Eppure non riesco ad angosciarmi. Non riesco a sentire su di me il peso dell’inedia, della vita materiale ridimensionata rispetto alle origini familiari, il pungolo dell’urgenza di un cambiamento radicale. Sì, c’è un tenore di vita che si abbassa, dal parrucchiere trendy non ci vado più due volte al mese, ma un paio all’anno. Tanto più che nel frattempo hanno aperto i cinesi, dove una piega costa otto/dieci euro (dlitti? con piastla?). Così i vestiti nuovi (magari pure senza aspettare i saldi, che poi finiscono le taglie), il cinema, il teatro. Resto una donna colta e vanitosa.  E spesso ho fame. Ho fame di cose buone, di cibi biologici, di cioccolato sopraffino. Non mastico (almeno per ora) la tasca scucita dalla giacca o il ciottolo raccattato per strada, come il protagonista di Hamsun.

 

Non so perché, ma vivo di questa incrollabile convinzione: che prima o dopo qualcosa debba cambiare. «Anche a ***», mi dice la moglie di un celebre poeta, «capitò un periodo di inattività, ma non modificò in nulla il suo tenore di vita». Sono passati ormai tre anni da quando ho avuto il mio ultimo contratto, un anno e mezzo da quando ho pubblicato l’ultimo pezzo pagato. La famiglia, preoccupatissima, periodicamente si riaffaccia: «Ma i tuoi contatti, gli editori, l’università?» «Eh, c’è da aspettare, zia cara, è un momentaccio». E poi l’umiliante, immancabile: «Comunque se ti servono dei soldi…». Mentre mi arrovello (moderatamente) su cosa fare, continuano peraltro a invitarmi (forse più di prima, e me ne spiego anche torvamente la ragione) a convegni, festival, presentazioni: la premessa è sempre che si tratta di ospitate NATURALMENTE a budget ridotto, o nullo, dunque grasso che cola se c’è il rimborso spese, ma di gettone di presenza, più, manco a parlarne.

 

Quel mio amico che restituì i miliardi era versato, mi ricordo, in particolare negli studi filologici, e però dopo la laurea in lettere, saggiamente, si buttò sull’informatica.
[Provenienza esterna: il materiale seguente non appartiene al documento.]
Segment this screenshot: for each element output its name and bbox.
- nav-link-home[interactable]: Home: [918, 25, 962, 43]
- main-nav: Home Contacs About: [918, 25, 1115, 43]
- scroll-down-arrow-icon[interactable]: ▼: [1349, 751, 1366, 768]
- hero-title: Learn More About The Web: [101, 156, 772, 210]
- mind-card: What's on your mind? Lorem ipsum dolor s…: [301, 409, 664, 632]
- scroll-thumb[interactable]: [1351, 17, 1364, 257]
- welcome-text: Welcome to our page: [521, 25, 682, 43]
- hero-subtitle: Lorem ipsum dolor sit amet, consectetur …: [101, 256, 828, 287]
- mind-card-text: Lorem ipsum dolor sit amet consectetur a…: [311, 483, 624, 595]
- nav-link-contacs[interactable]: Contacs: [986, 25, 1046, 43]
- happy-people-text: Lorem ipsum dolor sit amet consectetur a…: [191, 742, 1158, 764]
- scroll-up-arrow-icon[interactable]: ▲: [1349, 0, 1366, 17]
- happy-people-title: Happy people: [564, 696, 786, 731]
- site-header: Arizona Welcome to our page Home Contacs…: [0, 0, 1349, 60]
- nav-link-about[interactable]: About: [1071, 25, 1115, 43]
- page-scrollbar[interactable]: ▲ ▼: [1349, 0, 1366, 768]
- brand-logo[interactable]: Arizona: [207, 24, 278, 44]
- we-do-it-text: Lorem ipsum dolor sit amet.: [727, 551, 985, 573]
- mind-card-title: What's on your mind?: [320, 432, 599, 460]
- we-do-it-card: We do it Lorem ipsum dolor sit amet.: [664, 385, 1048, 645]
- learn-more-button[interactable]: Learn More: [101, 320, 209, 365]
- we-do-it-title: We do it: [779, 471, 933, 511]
È attualmente, come apprendo dal web, un esperto di linguaggi mediali, lo sento parlare nel gergo specialistico con una certa saudade di quando nei corridoi di lettere ci scambiavamo gli appunti di Storia della lingua e mi spiegava la metafonesi o la grammatica storica sui versi di Dante. Ai tempi della battuta sulla Grecia, tra l’altro, si trattava ancora di un posto dove fare le vacanze, non ancora del simbolo della crisi economica o lo spauracchio della rovina («di qui a pochi anni, finiti i patrimoni delle grandi famiglie, potremmo ritrovarci nelle condizioni della Grecia», dicono alla tivù).

 

Hamsun dice invece che la povertà è una specola privilegiata e che affina l’intelligenza: di sicuro al suo protagonista non difettano l’orgoglio e la fortuna. Lui, quei soldi non suoi, senz’altro li avrebbe restituiti (o sperperati, per non sentirsi in colpa: «Grecia per tutti»). Difatti poi finisce a navigare: come l’amico dei sessanta miliardi, effettivamente.